No one was downloading the app. The few who did weren’t using it. Rabbit couldn’t tell if he had a marketing problem, a product problem, or worse, both. The plan had called for a soft launch. Get Peared into the app stores, make sure everything worked right, and then start marketing once the company felt good about things.

After the launch, there should have been a PR bump. Em had done her homework, reached out to people, and lined up all the usual suspects. Everything looked fine until the night before launch. Around nine, she heard they’d been put on a blacklist by the tech press. Someone was serving up revenge. Maybe Ka$ia had a change of heart about his departure—maybe it was Frank Meyers.

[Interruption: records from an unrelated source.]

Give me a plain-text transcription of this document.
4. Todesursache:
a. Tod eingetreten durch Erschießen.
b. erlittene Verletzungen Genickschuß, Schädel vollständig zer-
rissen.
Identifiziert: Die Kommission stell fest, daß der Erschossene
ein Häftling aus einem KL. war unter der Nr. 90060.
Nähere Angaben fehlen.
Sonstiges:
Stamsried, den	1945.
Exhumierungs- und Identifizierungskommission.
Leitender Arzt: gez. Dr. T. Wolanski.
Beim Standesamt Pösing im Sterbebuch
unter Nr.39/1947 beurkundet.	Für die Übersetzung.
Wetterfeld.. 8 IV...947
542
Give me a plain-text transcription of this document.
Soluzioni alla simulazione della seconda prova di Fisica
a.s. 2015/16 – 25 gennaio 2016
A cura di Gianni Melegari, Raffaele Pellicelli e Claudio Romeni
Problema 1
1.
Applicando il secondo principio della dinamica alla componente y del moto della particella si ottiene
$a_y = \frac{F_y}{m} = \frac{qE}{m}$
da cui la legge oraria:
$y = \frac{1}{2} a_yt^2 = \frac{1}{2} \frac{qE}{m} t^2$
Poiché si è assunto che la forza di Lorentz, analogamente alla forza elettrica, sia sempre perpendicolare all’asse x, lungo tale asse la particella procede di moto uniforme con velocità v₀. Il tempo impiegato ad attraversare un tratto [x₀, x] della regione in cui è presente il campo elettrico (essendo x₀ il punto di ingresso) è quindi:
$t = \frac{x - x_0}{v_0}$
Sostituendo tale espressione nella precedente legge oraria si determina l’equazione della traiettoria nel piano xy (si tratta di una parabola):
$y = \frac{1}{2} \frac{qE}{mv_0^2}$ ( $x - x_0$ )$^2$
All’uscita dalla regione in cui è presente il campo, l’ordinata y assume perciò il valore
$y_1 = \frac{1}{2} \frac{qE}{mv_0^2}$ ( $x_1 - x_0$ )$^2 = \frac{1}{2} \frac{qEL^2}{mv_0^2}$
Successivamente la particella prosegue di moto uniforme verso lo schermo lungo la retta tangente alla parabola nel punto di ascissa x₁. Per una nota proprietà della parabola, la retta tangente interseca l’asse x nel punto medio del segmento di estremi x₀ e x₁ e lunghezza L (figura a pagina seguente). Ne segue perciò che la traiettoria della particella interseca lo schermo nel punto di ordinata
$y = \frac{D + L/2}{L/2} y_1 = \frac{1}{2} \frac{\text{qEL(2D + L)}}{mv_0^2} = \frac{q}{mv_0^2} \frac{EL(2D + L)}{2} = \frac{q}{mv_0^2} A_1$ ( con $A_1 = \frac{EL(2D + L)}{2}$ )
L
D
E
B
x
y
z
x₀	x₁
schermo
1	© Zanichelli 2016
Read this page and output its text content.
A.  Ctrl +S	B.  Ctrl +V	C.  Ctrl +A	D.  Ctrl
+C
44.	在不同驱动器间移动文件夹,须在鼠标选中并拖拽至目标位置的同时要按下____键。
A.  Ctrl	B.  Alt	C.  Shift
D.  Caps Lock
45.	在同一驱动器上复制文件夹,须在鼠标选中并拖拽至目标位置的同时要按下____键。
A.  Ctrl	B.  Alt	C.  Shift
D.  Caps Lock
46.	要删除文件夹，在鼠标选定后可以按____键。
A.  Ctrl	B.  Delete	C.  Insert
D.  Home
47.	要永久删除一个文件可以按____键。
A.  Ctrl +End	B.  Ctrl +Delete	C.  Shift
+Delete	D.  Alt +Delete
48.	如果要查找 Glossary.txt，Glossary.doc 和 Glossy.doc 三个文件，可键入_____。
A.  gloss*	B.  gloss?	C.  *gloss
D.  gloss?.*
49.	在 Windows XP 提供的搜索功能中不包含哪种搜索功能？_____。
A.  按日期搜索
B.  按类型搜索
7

Whoever it was, they had serious pull.

The launch plan called for fifty thousand users from PR. They got two articles which yielded squat. App store optimization was their next free marketing bullet. Only no one searched the App Store or Google Play for teleportation, because it didn’t exist yet. The idea was for the news to create a buzz around the first teleportation app. Since that was them, they’d get all those searches.

No articles meant no buzz. No buzz meant no search traffic.

After a week, Rabbit had given up hope that someone would discover Peared organically. It was time to pay for what had not been given. He poured $100,000 into online marketing. It got them a little over twenty thousand installs. A tenth of them opened the app a second time. That was bad. Really bad. Something was wrong with Peared. Either it sucked, or people didn’t know how to use it.

They had tried to go general market and missed. Em’s colorful commercials had been shelved. The faucet turned off. They needed to diagnose the problem before they went back out there. All Rabbit could do right now was blow off anger. That wasn’t especially helpful, but it was a fuck ton better than smashing things.

Or people. He shuddered and told himself that this time was different.